Cowardice. Fortitude is a leadership trait that requires foregoing egocentric self-defense, doing tough things openly and accepting personal risk: Instead the unofficial liberal motto and camouflage is, "Never let a good crisis go to waste;" a meek terror of clearly enunciated goals is also on display in the Senate where a budget hasn't been seen in years; and this is one of the least open administrations in history, using unofficial email accounts to conduct the people's business in the dark.

Intemperence/Immodesty/Infidelity. The struggle with addiction and the vice of intemperance is serious, but some are keen on making it easy to succumb to that temptation: Recently, drug-legalization efforts were implemented in two states; President Obama now indicates an unwillingness to enforce federal drug laws; the Obama campaign specifically targeted stoners with pothead stereotypes; liberals oppose ensuring welfare recipients are drug free; and liberal economic policies reward sloth. On a related note, an embrace of chastity would decimate the liberal platform. Consider: Bill Clinton; Anthony Weiner; and the Obama campaign's urging that women vote like their "lady parts" depended on it and the likening of voting for the President to losing one's virginity in an out-of-wedlock event. Did I mention Bill Clinton?

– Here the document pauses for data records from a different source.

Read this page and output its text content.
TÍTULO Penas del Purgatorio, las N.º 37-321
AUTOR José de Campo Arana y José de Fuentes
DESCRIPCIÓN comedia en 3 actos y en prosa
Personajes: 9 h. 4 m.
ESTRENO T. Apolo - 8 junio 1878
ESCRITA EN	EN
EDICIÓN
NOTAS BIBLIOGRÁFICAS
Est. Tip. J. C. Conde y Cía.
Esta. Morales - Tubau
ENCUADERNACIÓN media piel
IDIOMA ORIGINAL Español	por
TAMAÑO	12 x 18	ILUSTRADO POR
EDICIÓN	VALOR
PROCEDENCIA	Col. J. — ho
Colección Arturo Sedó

Liberal virtue may be an oxymoron. A virtuous person would be chastened and proceed more humbly. But the point is not to paint liberals as vain, rash, cruel, cowardly, promiscuous substance abusers. The point is that liberals have rejected virtue as a standard, have rejected standards in general; and the consequences are awful. We are perilously close to rejecting goodness society-wide. The frog is in the pot and the water is hot, yet media-distracted low information voters haven't noticed.

We should re-establish virtue as a goal by using the word often and correctly, without weak, uncharitable, or prudish embarrassment. If we care more about people than we do about viewpoints, we should promote virtue because its lack is a societal and personal disaster. With virtue comes happiness.

Plato, Aristotle, Cicero, Seneca, Philo, Clement, St. Augustine and St. Thomas Aquinas understood the importance of virtue to society. A virtuous society is one in which man flourishes. An imprudent, unjust, intemperate, and cowardly society will crumble, and man with it.

On a personal level, we now know unbridled autonomy leads to selfishness; bringing an insatiable appetite for novelty; from which comes vice, narcissism and in all likelihood substance abuse; rapidly followed by meaninglessness, nothingness, unhappiness, and a lost soul. The Aurora and Newtown shooters can credibly be located somewhere on this sad and vicious continuum.

We should be thankful to the protestor and her sign, because she highlighted all that is at stake with relativism and its rejection of words, truth and virtue. That "Fake Clinic" is virtuous in its prudent sharing of facts and resources for a crucial life decision, just in its treatment of a defenseless human being, courageous in its embrace of the responsibility that follows sexual intercourse and sober in its treatment of the most joyful event in a woman's life (which event may only happen once).